Sleep Enough, but Not Too Much
Sleep has a surprisingly direct effect on blood sugar. Research shows a U-shaped relationship between sleep duration and A1c: both too little and too much sleep are linked to higher levels. Insufficient sleep raises cortisol, a stress hormone that pushes blood sugar up. It also makes you hungrier, less motivated to exercise, and more likely to reach for high-carb comfort foods.
Most adults do best with seven to eight hours. If you snore heavily, wake up gasping, or feel exhausted despite a full night in bed, sleep apnea could be silently worsening your blood sugar control. Treating it often leads to measurable improvements in glucose levels.
Manage Chronic Stress
Stress isn’t just a feeling. Higher cortisol levels suppress your pancreas’s ability to produce insulin, even within the normal physiological range. A large population study found that people in the highest third of cortisol levels were 26% more likely to have reduced insulin production compared to those in the lowest third. Over time, this translates directly into higher blood sugar and a higher A1c.
Effective stress management looks different for everyone. Regular physical activity counts double here since it lowers both stress and blood sugar. Other approaches with evidence behind them include mindfulness practices, adequate sleep (which reduces stress perception), and simply identifying and reducing avoidable sources of chronic pressure in your life.
Consider Continuous Glucose Monitoring
Wearing a continuous glucose monitor (CGM) lets you see in real time how your body responds to specific foods, exercise, stress, and sleep. This feedback loop can be powerful. In a study of people with type 2 diabetes, long-term CGM use was associated with an A1c reduction of 0.6 points at both 6 and 12 months, dropping the median A1c from 8.4 to 7.6. Even at 24 months, users maintained a 0.4-point reduction.
The value of a CGM is that it turns abstract advice into personal data. You stop guessing which foods spike your blood sugar and start seeing it directly. Many people discover that foods they assumed were safe (like certain fruits, rice, or oatmeal) cause larger spikes than expected, while other meals they feared are perfectly fine. This personalized feedback often motivates dietary changes more effectively than general guidelines.
Understand Your Medication Options
When lifestyle changes aren’t enough on their own, medication can produce significant A1c reductions. The first-line option for most people with type 2 diabetes works by reducing the amount of glucose your liver releases and improving your body’s sensitivity to insulin. It typically lowers A1c by 1 to 1.5 percentage points.
A newer class of injectable and oral medications that mimic a gut hormone involved in blood sugar regulation has shown even larger effects. The most potent options in this class reduce A1c by 1.5 to 2.2 percentage points when added to existing treatment. These medications also promote weight loss, which provides additional blood sugar benefits. Your provider can help determine whether adding or adjusting medication makes sense based on your current A1c and how you’ve responded to lifestyle changes.

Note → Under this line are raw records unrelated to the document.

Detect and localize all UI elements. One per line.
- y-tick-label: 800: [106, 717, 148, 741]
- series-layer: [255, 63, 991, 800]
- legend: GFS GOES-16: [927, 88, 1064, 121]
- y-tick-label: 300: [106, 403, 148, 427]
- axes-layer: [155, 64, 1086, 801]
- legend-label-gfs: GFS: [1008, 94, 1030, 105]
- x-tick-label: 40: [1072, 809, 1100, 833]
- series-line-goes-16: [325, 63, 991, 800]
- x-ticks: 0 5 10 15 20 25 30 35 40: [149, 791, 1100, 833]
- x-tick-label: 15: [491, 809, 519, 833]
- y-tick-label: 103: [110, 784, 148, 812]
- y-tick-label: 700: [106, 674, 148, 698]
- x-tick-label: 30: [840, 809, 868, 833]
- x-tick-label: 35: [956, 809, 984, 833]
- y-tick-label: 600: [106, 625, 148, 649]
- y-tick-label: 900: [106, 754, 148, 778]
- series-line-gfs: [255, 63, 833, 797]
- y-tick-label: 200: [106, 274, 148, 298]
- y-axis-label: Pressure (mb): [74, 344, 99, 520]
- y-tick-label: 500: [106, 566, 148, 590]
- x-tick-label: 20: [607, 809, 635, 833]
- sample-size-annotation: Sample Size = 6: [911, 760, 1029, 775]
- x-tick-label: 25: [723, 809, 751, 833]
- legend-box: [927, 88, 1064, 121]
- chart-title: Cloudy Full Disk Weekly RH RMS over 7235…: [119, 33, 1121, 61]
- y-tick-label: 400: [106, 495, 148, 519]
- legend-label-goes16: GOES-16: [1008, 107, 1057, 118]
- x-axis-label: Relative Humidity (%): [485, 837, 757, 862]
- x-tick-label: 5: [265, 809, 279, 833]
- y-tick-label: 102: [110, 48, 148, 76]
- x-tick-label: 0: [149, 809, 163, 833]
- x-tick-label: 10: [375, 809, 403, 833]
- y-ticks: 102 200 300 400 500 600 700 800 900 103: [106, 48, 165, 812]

Know When Your A1c Might Be Misleading
Certain conditions can make your A1c read higher or lower than your actual blood sugar average. Iron deficiency anemia, which is common in women and vegetarians, tends to push A1c readings artificially high. On the other hand, any condition that shortens the lifespan of your red blood cells (recovery from blood loss, certain types of anemia, kidney dialysis) will make your A1c read falsely low.
Genetic hemoglobin variants, which are more common in people of African, Mediterranean, and Southeast Asian descent, can also interfere with the accuracy of certain A1c testing methods. If your A1c results don’t match what your daily blood sugar readings suggest, ask about alternative tests like fructosamine or glycated albumin that measure blood sugar control over a shorter window and aren’t affected by red blood cell turnover.